İlk evvela hayatta kalmak ister… nokta! Bu konu tartışmaya
açık değil.
Hayatta kalan insanın isteyeceği sonraki şey “yok
sayılmamak”tır. Eğer ona yokmuş gibi ya da varlığı ancak bir böceğinki kadarmış
gibi hissettirmeyi başarırsanız iki şeyden birini yapar: ortamdan uzaklaşır ya
da var olduğunu ispat çabasına girişir.
Ortamdan uzaklaşması beka tedbiridir, çok güçlüsünüzdür,
sizi varlığına tehdit olarak görür ve size karşılık vermez. Kovulmak istemeyen
bir memurun müdürünün aşağılayıcı azarlamalarına sessiz kalması gibi.
İspat çabası ise iki türlü gösterir kendini; defansif ve
ofansif. Defansif olarak yapacağı şeyler kendine dairdir, değersiz olmadığını, bildiği-becerdiği
şeyler olduğunu göstermeye çalışır. Ticari olmayan her türden gösteri defansif var
olduğunu ispat çabasıdır.
Ofansif olarak yaptığı şeylerse kendini yok saymaya
çalışana yöneliktir, saldırır, değersizleştirmeye çalışır, yok saymaya çalışır.
“Sen kimsin ki?” kafası.
Kibir…ofansif var olduğunu ispat çabasıdır.

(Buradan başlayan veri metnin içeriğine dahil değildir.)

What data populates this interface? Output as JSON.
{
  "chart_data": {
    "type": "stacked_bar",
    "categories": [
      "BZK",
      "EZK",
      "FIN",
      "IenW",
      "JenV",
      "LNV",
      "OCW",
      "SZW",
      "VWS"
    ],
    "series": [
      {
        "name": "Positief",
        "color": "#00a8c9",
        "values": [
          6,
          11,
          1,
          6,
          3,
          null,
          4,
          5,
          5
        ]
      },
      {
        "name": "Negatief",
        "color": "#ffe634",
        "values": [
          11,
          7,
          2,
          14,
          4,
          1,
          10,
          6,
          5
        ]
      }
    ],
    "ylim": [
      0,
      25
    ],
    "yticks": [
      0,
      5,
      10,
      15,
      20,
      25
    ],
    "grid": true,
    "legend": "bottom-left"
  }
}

Peki var sayılmayı başardıktan sonra ne yapar insan
evladı? Etkinliğini arttırmak ister, % 50 etkin olmak kesmez onu, % 60, % 70
etkin olmak ister.
Yani kendini dayatır.
İşte nekrofilya bu kendini dayatma halinin son
raddesidir, % 99 yetmez artık % 100 etkinlik istenir. Hastalıktır bu yani, net.
1 milyar dolar servetiniz olsa yemekte ne yersiniz? Bilmem,
pahalı şeyler herhalde.
Peki 1 trilyon dolar servetiniz olsa ne yersiniz yemekte?
(Var böyle servet sahipleri)
Milyar dolar sahibi adamın yiyemeyeceği kadar pahalı
yemek dünya üzerinde yok, en pahalısı hangisiyse onu yiyebilir. İyi de milyar
dolar sahibinin 1000 katı servete sahip olan trilyon dolar sahibi ne yiyecek?
Nasıl gösterecek farkını?
Trilyon dolar sahibi, kendisinin milyar dolar sahibinin
1000 katı olduğunu nasıl hissedecek? Sorun var, hem de büyük!
Zengin komşusundan çook daha zengin Arap şeyhi dünyanın
en pahalı arabasını alıyor ama bir bakıyor ki aynısından zengin komşu da almış!
Olacak iş değil, zenginliği kendisininkinden az olan komşusu kendisi ile aynı
arabaya binebiliyor, olmaz olsun böyle dünya!...di mi? Daha pahalısını almak
istiyor ama yok, dünyada o arabadan pahalısı yok.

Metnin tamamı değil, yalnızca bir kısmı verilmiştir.